子どもたち向けの体験イベントなどもあり、家族連れも珍しくないが、さすがに友雅たちとなると人目を惹く。
「詩紋殿っ!」
ちょこんとカフェに顔を出した千歳が、厨房に戻ろうとした詩紋を呼び止めた。
「あ、千歳ちゃん!もしかしてお父さんと一緒?」
「そうですの。父様も母様も、みんな一緒ですの」
ふと顔を上げると、そこにはまゆきを抱えた友雅が立っていた。
「個室を予約してあるのだけど、もう用意は出来ているかな?」
「え、そうなんですか?じゃあすぐに聞いて来ますね!」
詩紋に会えてニコニコしながら、千歳は赤いくつをとんとんと鳴らす。
その隣にぴったりと、見守るように文紀は着いている。
「みんな、この子たちのこと見ているよ」
友雅に耳うちされたあかねは、さっきから気になっていた視線に、ちょっと目を向けてみた。

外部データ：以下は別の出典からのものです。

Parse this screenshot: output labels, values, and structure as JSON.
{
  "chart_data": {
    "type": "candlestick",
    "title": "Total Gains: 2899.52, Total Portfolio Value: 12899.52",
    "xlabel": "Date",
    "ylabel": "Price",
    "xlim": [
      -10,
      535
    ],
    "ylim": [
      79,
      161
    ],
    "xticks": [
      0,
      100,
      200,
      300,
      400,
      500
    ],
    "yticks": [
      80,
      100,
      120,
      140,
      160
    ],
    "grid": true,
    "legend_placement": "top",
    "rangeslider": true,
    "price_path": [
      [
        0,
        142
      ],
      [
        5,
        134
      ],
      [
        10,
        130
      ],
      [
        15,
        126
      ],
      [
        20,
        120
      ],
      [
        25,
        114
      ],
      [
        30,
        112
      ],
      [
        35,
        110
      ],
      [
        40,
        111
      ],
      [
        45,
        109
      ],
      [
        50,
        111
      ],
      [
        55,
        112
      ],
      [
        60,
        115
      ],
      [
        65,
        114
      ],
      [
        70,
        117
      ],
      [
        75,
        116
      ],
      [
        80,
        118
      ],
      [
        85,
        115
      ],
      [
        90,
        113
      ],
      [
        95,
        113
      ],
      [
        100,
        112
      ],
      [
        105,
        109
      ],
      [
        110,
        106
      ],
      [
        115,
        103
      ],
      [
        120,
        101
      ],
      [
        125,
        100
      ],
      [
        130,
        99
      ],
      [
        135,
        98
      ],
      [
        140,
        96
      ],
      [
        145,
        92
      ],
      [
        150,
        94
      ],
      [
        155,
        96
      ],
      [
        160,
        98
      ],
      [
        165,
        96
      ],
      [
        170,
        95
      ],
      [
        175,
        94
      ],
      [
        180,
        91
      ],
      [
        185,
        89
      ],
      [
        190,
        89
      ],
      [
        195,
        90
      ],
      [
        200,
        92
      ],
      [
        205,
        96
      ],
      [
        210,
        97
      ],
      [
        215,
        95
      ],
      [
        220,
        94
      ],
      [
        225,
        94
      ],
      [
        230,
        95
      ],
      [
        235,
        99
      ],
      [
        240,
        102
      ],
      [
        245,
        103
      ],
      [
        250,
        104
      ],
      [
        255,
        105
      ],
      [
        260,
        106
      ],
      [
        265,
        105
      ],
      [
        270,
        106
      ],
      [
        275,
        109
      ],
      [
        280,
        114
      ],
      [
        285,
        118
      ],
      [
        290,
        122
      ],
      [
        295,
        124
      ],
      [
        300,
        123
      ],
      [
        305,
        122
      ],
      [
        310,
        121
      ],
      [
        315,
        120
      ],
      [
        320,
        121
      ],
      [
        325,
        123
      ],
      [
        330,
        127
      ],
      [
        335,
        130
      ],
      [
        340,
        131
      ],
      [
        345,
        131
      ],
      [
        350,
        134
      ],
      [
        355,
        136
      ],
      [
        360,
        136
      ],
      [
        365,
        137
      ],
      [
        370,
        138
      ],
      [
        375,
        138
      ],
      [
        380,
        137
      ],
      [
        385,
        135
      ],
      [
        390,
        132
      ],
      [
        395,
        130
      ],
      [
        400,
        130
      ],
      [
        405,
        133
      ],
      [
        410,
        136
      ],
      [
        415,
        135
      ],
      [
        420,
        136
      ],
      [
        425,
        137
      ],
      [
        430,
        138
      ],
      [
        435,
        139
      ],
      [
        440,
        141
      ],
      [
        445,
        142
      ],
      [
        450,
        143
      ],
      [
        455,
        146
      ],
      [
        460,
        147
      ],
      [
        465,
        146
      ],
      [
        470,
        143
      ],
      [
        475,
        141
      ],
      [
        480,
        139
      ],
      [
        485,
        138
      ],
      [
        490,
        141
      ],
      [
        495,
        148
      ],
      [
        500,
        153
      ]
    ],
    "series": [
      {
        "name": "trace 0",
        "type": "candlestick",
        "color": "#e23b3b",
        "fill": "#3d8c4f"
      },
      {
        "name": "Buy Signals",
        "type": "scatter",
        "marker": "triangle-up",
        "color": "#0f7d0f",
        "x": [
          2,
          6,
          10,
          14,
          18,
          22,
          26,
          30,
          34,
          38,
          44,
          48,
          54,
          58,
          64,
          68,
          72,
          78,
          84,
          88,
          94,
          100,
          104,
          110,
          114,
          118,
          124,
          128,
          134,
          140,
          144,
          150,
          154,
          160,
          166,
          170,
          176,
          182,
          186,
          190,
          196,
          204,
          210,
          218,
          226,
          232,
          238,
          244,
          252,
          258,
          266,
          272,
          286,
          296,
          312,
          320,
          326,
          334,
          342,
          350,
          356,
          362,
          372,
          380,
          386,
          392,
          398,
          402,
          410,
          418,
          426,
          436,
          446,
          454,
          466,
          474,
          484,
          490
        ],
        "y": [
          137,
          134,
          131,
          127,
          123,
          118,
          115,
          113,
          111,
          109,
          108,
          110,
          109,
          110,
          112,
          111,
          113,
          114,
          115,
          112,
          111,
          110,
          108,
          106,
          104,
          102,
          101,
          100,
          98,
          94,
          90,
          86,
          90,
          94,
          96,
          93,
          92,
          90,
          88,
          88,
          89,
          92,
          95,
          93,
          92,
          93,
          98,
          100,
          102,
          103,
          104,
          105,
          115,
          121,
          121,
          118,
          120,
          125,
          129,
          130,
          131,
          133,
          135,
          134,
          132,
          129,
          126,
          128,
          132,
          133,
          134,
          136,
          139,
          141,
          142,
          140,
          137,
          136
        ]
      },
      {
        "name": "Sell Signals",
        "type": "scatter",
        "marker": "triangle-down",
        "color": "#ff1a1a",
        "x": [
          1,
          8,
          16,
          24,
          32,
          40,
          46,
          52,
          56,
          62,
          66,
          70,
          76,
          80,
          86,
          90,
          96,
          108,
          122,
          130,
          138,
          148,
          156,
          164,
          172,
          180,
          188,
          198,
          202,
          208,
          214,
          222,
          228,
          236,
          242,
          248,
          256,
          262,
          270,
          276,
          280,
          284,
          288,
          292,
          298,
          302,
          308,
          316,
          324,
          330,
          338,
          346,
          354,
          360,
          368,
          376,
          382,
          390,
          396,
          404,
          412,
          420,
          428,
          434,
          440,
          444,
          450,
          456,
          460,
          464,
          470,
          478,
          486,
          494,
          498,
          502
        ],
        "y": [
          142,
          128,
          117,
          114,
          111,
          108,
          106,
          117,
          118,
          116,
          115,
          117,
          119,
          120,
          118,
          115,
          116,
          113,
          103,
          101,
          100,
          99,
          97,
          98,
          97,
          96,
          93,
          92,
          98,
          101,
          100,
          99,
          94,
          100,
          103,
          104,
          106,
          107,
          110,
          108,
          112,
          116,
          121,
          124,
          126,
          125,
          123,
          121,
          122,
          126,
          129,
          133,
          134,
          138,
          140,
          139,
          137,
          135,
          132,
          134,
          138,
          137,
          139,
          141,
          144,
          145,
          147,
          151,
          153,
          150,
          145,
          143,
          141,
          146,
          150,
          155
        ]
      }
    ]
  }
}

カフェには老若男女の客が大勢いるが、皆子どもたちをちらちら見ながら、声をひそめて微笑んでいる。
『ね、あの子すっごい可愛いの!お人形さんみたい』
『男の子の方も、ちょっと凛々しくって可愛いねー。子役モデルとかかなあ?』
どこかから、そんな声がいくつも聞こえている。
「ふふ、実はこれが目当てでもあったんだけれどね」
「は?どういうことですか」
やがてスタッフがやって来て、詩紋と一緒に彼らは個室へと案内される。
歩きながら、友雅はあかねの問いに答える。
「私たちの可愛い子どもたちを、みんなに見せびらかしてみたかったんだよ」
後ろを振り返り、唖然とするあかね。
そしてにっこりと笑う友雅。
「…ホントに、友雅さんの親バカには呆れちゃう」
そう言いながらも、あかねの笑顔はどこか嬉しそうで。
詩紋のあとを着いて行く子どもたちと同じように、きらりと瞳を輝かせていた。